Foi assim que me apresentaram Pinóquio, um menino que tinha um nariz grande de tanto mentir.
A história mais conhecida pode ser resumida em poucas palavras: um carpinteiro chamado Gepeto constrói um boneco de madeira, que tem vontade própria: pode falar, rir, chorar, dançar e fazer travessuras, como qualquer criança. Ele mentia e seu nariz crescia. O maior desejo dele era tornar-se um menino de verdade. E foi isso que aconteceu. Em outras palavras, Pinóquio é um boneco que se transforma em gente.
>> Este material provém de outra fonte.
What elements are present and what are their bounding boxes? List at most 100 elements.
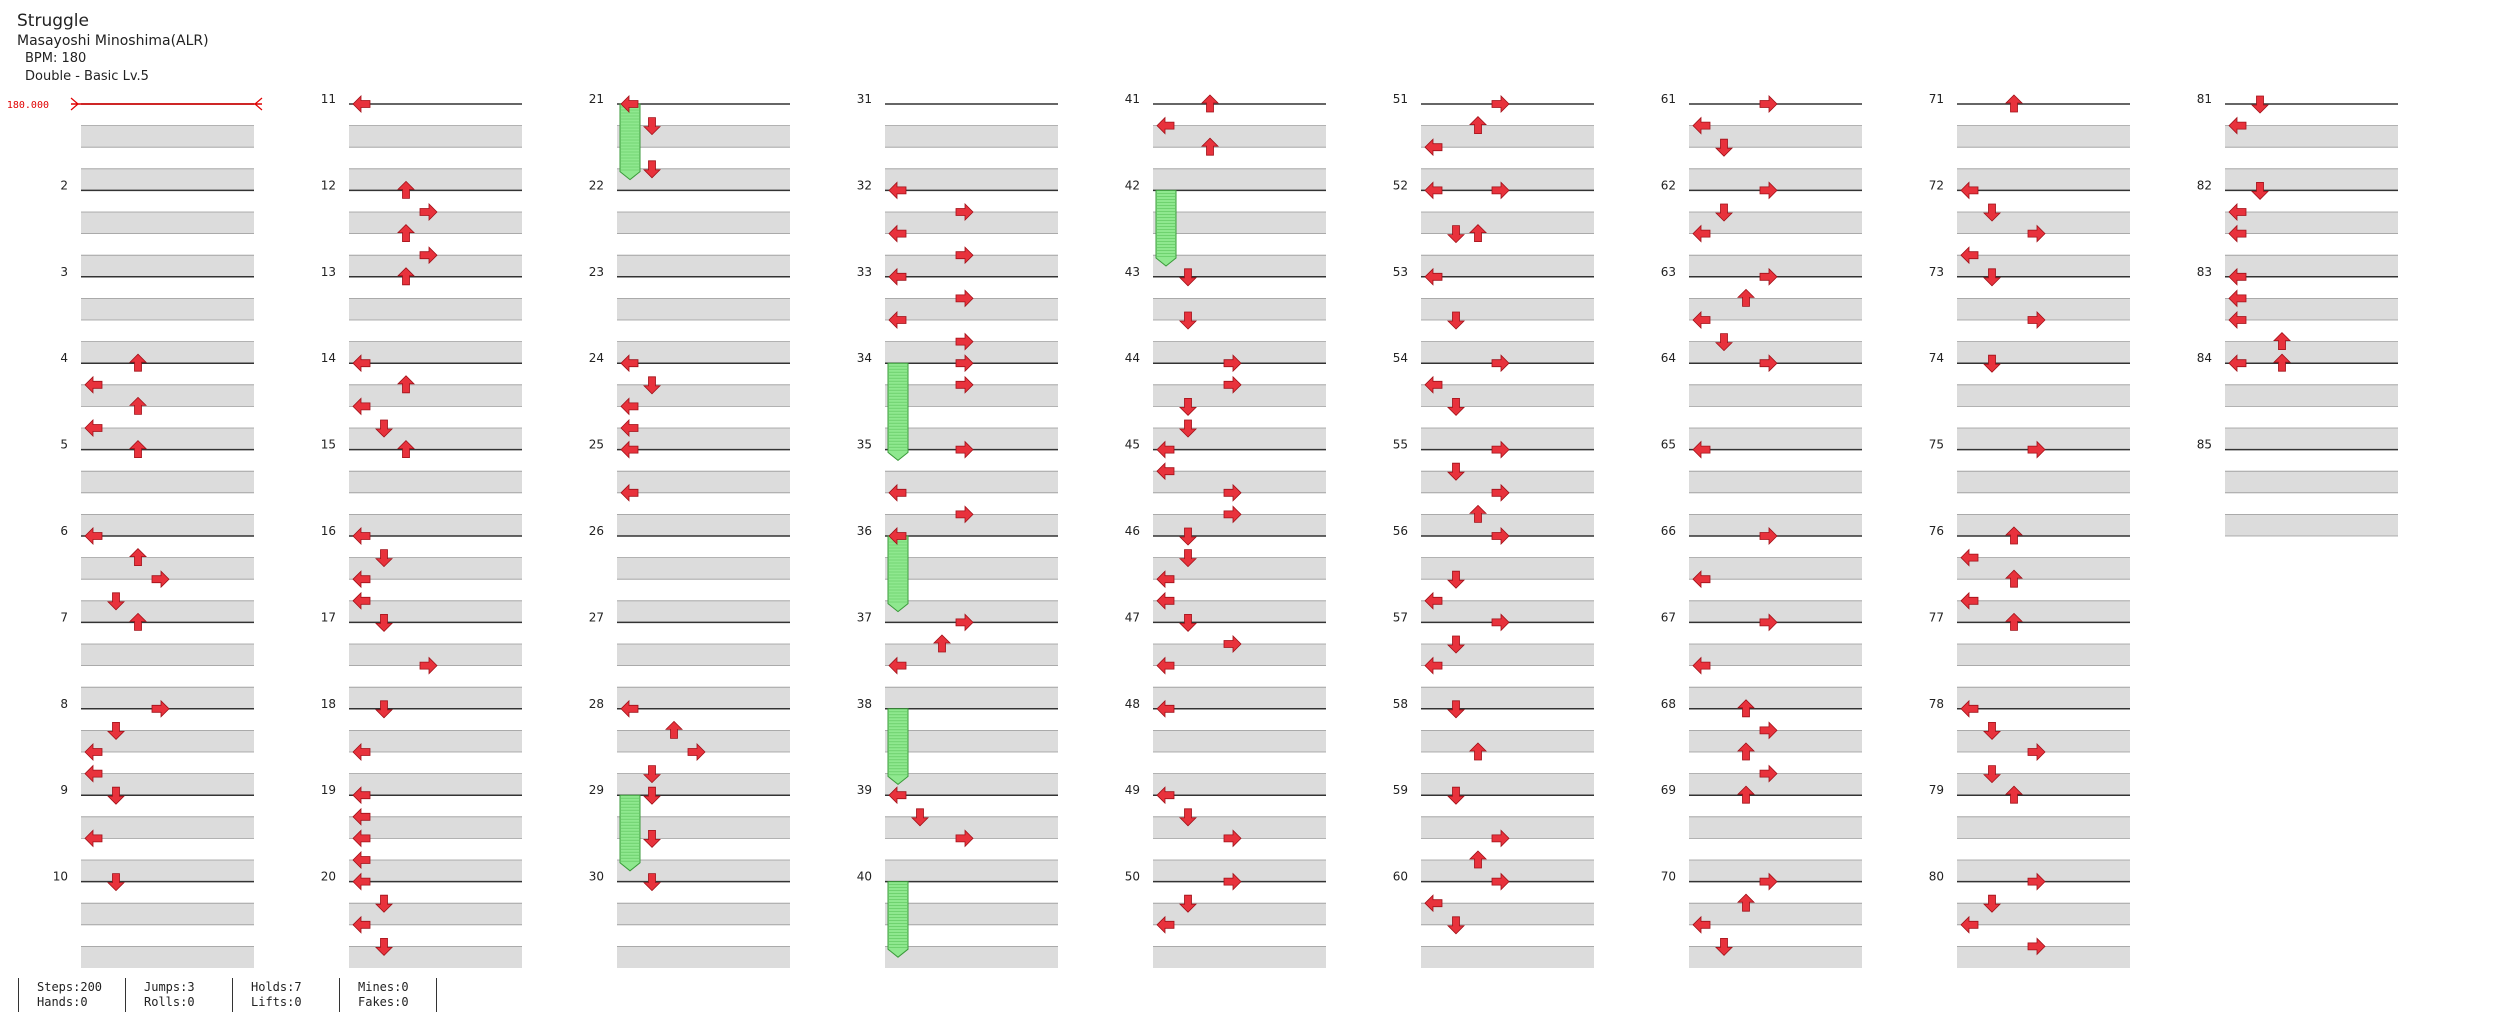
left-arrow-icon bbox=[352, 915, 371, 934]
up-arrow-icon bbox=[129, 612, 147, 631]
beat-stripe bbox=[2225, 471, 2398, 493]
hold-body bbox=[887, 535, 909, 613]
down-arrow-icon bbox=[375, 419, 393, 438]
left-arrow-icon bbox=[2228, 224, 2247, 243]
left-arrow-icon bbox=[1960, 181, 1979, 200]
beat-stripe bbox=[1153, 816, 1326, 839]
up-arrow-icon bbox=[1737, 893, 1755, 912]
measure-number: 44 bbox=[1125, 351, 1140, 365]
beat-stripe bbox=[1689, 903, 1862, 925]
beat-stripe bbox=[1957, 860, 2130, 882]
up-arrow-icon bbox=[2005, 612, 2023, 631]
left-arrow-icon bbox=[1424, 375, 1443, 394]
left-arrow-icon bbox=[1156, 699, 1175, 718]
hold-body bbox=[619, 103, 641, 181]
beat-stripe bbox=[1957, 773, 2130, 796]
left-arrow-icon bbox=[84, 829, 103, 848]
beat-stripe bbox=[1421, 255, 1594, 277]
measure-number: 53 bbox=[1393, 265, 1408, 279]
beat-stripe bbox=[1421, 860, 1594, 882]
measure-number: 79 bbox=[1929, 783, 1944, 797]
down-arrow-icon bbox=[2251, 95, 2269, 114]
down-arrow-icon bbox=[1983, 354, 2001, 373]
beat-stripe bbox=[1689, 946, 1862, 968]
right-arrow-icon bbox=[1759, 354, 1778, 373]
beat-stripe bbox=[349, 514, 522, 536]
measure-number: 50 bbox=[1125, 870, 1140, 884]
down-arrow-icon bbox=[1983, 894, 2001, 913]
left-arrow-icon bbox=[2228, 116, 2247, 135]
right-arrow-icon bbox=[1759, 613, 1778, 632]
measure-number: 23 bbox=[589, 265, 604, 279]
beat-stripe bbox=[349, 298, 522, 320]
beat-stripe bbox=[81, 557, 254, 580]
beat-stripe bbox=[885, 341, 1058, 364]
beat-stripe bbox=[81, 860, 254, 882]
right-arrow-icon bbox=[2027, 872, 2046, 891]
left-arrow-icon bbox=[352, 527, 371, 545]
left-arrow-icon bbox=[1424, 267, 1443, 286]
right-arrow-icon bbox=[1223, 829, 1242, 848]
beat-stripe bbox=[617, 946, 790, 968]
measure-number: 85 bbox=[2197, 438, 2212, 452]
beat-stripe bbox=[1689, 341, 1862, 364]
measure-number: 41 bbox=[1125, 92, 1140, 106]
down-arrow-icon bbox=[375, 700, 393, 719]
measure-number: 7 bbox=[60, 610, 68, 624]
beat-stripe bbox=[1421, 730, 1594, 752]
beat-stripe bbox=[885, 384, 1058, 407]
right-arrow-icon bbox=[955, 203, 974, 221]
right-arrow-icon bbox=[1759, 872, 1778, 891]
left-arrow-icon bbox=[2228, 354, 2247, 373]
beat-stripe bbox=[885, 903, 1058, 925]
beat-stripe bbox=[1421, 600, 1594, 623]
left-arrow-icon bbox=[352, 397, 371, 416]
beat-stripe bbox=[81, 773, 254, 796]
beat-stripe bbox=[1957, 428, 2130, 450]
left-arrow-icon bbox=[620, 95, 639, 113]
beat-stripe bbox=[885, 644, 1058, 666]
beat-stripe bbox=[81, 946, 254, 968]
measure-number: 57 bbox=[1393, 610, 1408, 624]
down-arrow-icon bbox=[1447, 700, 1465, 719]
beat-stripe bbox=[885, 860, 1058, 882]
left-arrow-icon bbox=[2228, 267, 2247, 286]
measure-number: 13 bbox=[321, 265, 336, 279]
right-arrow-icon bbox=[419, 246, 438, 265]
stat-mines-fakes: Mines:0 Fakes:0 bbox=[339, 978, 437, 1012]
beat-stripe bbox=[617, 816, 790, 839]
left-arrow-icon bbox=[1156, 656, 1175, 675]
beat-stripe bbox=[1689, 860, 1862, 882]
beat-stripe bbox=[1957, 341, 2130, 364]
left-arrow-icon bbox=[352, 829, 371, 848]
right-arrow-icon bbox=[1223, 375, 1242, 394]
beat-stripe bbox=[1153, 341, 1326, 364]
beat-stripe bbox=[349, 644, 522, 666]
beat-stripe bbox=[617, 860, 790, 882]
beat-stripe bbox=[1421, 557, 1594, 580]
up-arrow-icon bbox=[129, 353, 147, 372]
beat-stripe bbox=[81, 644, 254, 666]
down-arrow-icon bbox=[643, 160, 661, 179]
beat-stripe bbox=[1153, 428, 1326, 450]
measure-number: 63 bbox=[1661, 265, 1676, 279]
hold-body bbox=[619, 794, 641, 872]
up-arrow-icon bbox=[1469, 224, 1487, 243]
left-arrow-icon bbox=[1960, 548, 1979, 567]
bpm-end-mark bbox=[254, 97, 263, 111]
measure-number: 52 bbox=[1393, 178, 1408, 192]
stat-holds: Holds:7 bbox=[251, 980, 302, 994]
left-arrow-icon bbox=[352, 354, 371, 373]
stat-rolls: Rolls:0 bbox=[144, 995, 195, 1009]
measure-number: 81 bbox=[2197, 92, 2212, 106]
beat-stripe bbox=[1689, 600, 1862, 623]
measure-number: 73 bbox=[1929, 265, 1944, 279]
left-arrow-icon bbox=[2228, 289, 2247, 308]
beat-stripe bbox=[81, 903, 254, 925]
left-arrow-icon bbox=[352, 95, 371, 113]
beat-stripe bbox=[2225, 212, 2398, 234]
left-arrow-icon bbox=[1960, 246, 1979, 265]
beat-stripe bbox=[617, 600, 790, 623]
measure-number: 48 bbox=[1125, 697, 1140, 711]
beat-stripe bbox=[1421, 384, 1594, 407]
Li o livro "As Aventuras de Pinóquio" (adaptação de Disney) quando tinha 10 ou 12 anos, nem lembro mais... Só muito tempo depois tive a oportunidade de ler a tradução completa do original. Foi então que pude reconstruir as recordações e perceber como estava distorcida a história que eu havia lido na infância. Percebi que aquele boneco domesticado e infantilizado que eu havia conhecido, não era o personagem que o autor havia imaginado e construído na história original. Na verdade, do original não restou nem o nome. O que restou, foram apenas os elementos indispensáveis à formatação do perfil da história. E, ainda assim, de modo muito superficial. Na adaptação, o boneco aparece, inocente como um bebê, e sempre à mercê do Grilo que lhe ensinava o que fazer.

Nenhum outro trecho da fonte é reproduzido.